Clearfield County, Pennsylvania

   

Clearfield County Courthouse is located at 230 East Market Street, Clearfield PA 16830; phone: 814‑765‑2641.


Joseph F. and Anna B. Schrot Farmhouse

TOWNS

Formed on March 26, 1804,from parts of Huntingdon and Lycoming Counties, and named for Clearfield Creek. The name alluded to openings or deer fields in its vicinity. For many years Clearfield County functioned as part of Centre County, not electing its own commissioners until 1812. It was organized for judicial purposes in 1822. Clearfield, the county seat, was incorporated as a borough on April 21, 1840.

The first settlement was Capt. Edward Rickert’s in 1784, on the site of Coalport. The Erie Pike, which ran from Milesburg, Centre County, to Erie County, opened up Clearfield after 1804. The production of logs and cut lumber dominated the economy until 1910, and these, especially white pine and hemlock, were floated down the West Branch of the Susquehanna River from 1837 to 1917. In 1920 the population reached 103,236, its all time peak.
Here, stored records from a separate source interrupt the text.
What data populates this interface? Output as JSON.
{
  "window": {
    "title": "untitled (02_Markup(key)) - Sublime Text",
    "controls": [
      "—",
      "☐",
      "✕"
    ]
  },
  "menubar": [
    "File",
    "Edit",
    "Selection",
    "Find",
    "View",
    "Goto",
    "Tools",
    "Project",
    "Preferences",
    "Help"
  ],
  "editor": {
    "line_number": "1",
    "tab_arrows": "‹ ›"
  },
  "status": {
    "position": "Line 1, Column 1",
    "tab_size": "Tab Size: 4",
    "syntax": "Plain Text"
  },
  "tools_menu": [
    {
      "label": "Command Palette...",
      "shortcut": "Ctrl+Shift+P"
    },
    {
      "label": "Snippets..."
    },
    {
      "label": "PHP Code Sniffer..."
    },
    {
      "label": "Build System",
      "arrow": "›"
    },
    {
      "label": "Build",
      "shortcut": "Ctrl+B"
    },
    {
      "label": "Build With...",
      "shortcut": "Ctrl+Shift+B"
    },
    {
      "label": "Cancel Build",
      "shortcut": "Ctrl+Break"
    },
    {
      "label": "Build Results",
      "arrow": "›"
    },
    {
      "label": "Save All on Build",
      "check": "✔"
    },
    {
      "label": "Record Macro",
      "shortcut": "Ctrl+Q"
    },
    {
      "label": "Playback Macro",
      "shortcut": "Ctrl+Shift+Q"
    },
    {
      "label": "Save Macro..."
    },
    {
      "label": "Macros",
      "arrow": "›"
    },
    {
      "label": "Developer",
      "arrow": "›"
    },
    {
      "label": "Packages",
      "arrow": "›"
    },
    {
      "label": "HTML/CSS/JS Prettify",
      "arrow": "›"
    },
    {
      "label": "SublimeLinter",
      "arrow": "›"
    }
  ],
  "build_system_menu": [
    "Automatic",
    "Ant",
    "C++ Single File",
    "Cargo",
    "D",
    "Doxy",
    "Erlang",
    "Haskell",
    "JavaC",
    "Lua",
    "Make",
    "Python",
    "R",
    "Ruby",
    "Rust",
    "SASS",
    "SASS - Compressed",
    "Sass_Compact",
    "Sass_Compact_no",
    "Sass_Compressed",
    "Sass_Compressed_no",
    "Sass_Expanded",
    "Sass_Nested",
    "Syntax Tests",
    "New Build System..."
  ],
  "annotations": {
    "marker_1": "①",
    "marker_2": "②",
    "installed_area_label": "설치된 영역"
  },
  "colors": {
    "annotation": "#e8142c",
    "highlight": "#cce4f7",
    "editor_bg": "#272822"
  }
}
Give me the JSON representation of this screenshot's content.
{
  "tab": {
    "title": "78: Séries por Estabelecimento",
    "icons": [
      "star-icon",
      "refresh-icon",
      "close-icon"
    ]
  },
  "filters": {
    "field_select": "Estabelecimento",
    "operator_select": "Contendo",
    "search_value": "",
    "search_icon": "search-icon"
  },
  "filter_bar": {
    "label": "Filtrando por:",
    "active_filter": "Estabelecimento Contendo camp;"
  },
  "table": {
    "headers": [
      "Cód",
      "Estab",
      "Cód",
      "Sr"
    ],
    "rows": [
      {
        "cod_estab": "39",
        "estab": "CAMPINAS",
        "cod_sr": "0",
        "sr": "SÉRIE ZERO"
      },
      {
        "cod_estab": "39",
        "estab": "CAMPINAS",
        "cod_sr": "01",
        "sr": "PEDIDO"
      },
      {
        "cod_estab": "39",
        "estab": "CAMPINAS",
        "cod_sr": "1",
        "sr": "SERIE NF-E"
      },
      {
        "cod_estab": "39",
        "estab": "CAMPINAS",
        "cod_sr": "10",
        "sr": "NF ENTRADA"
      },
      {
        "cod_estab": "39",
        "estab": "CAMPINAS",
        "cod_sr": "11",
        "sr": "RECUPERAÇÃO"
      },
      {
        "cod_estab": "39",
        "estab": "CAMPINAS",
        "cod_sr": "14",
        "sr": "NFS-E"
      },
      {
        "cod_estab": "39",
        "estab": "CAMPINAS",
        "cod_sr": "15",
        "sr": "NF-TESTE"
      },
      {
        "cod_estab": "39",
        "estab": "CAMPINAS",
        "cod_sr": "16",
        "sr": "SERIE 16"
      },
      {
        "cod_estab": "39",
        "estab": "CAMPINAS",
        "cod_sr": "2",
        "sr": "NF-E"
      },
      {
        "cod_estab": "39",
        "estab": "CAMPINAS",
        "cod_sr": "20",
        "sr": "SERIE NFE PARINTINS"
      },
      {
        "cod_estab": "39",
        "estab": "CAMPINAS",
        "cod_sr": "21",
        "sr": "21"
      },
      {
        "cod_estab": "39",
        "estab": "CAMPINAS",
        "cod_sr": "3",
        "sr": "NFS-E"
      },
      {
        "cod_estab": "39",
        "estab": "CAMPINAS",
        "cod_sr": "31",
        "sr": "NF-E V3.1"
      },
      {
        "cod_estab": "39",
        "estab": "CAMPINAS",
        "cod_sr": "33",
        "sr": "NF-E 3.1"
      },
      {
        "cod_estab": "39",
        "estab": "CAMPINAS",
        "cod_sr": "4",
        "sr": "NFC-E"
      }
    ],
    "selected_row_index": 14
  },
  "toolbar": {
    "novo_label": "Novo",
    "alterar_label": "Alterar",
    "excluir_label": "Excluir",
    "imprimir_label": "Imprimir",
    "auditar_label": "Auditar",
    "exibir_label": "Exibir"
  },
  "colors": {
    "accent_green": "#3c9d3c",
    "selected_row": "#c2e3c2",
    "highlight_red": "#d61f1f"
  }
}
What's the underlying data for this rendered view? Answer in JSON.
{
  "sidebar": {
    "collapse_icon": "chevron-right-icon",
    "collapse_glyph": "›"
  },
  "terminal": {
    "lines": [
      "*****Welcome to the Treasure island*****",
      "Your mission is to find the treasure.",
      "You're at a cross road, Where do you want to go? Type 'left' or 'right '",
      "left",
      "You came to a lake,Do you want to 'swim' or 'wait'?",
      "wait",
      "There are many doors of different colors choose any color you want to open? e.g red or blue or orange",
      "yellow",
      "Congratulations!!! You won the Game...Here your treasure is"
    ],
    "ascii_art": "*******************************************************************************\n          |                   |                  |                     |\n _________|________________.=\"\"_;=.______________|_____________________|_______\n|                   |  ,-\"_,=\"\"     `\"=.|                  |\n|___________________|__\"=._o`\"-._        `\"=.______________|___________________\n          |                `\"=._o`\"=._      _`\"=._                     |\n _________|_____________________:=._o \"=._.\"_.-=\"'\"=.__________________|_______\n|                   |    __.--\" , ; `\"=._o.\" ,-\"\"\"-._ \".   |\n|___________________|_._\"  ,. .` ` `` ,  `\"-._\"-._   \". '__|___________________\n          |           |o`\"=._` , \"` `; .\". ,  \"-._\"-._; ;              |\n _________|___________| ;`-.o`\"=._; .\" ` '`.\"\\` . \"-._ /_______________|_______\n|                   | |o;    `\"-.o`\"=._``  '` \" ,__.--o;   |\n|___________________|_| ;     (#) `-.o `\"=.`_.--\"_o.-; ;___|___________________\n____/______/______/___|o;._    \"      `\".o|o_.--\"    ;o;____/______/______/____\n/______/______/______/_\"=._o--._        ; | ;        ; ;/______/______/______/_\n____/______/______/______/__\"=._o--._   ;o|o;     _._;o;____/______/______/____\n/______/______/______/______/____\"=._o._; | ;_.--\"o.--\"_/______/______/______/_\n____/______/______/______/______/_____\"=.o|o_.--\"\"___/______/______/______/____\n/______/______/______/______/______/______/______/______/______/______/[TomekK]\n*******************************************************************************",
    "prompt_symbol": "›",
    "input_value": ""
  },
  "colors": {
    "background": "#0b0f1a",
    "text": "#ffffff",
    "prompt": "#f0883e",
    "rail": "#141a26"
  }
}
In 1871 lumber king John Dubois Jr. opened up the northwest of the county with ventures that included a box factory, iron mill, and tannery, but by 1900 all the trees on the Dubois family lands had gone. The McCrory’s chain of five- and-dime stores began in the town of Dubois. Low sulfur bituminous coal was mined all over the county until the peak year of 1918. This is still the state’s fourth largest bituminous producer; nearly all the coal now comes from strip mines. There is a strong United Mine Workers tradition. Railroads arrived, reaching the county seat, Clearfield, in 1879 and Dubois in 1874. The New York Central and the Buffalo, Rochester, and Pittsburgh Railroads connected with the county to obtain coal, and railroad maintenance shops arose in Dubois. Firebricks and construction bricks are manufactured. In recent decades light metal manufacturing and printing have been mainstays of the economy. The periods of lumbering and mining brought in large numbers of European immigrants, many of whose descendants have remained. There were Underground Railroad stations at Grampian Hills and Burnside Township. Gov. William Bigler started a newspaper in Clearfield and represented the county in the State Senate. Five-and-dime merchant John J. McCrory and musical composers Philip Paul Bliss and George Rosencranz came from this county. Only 8 1⁄2 percent of the area is farmed, and Clearfield ranks between 55th and 60th in cash receipts from agriculture.

Adapted from: Clearield County, Pennsylvania Historical and Museum Commission, www.phmc.state.pa.us, accessed October, 2021.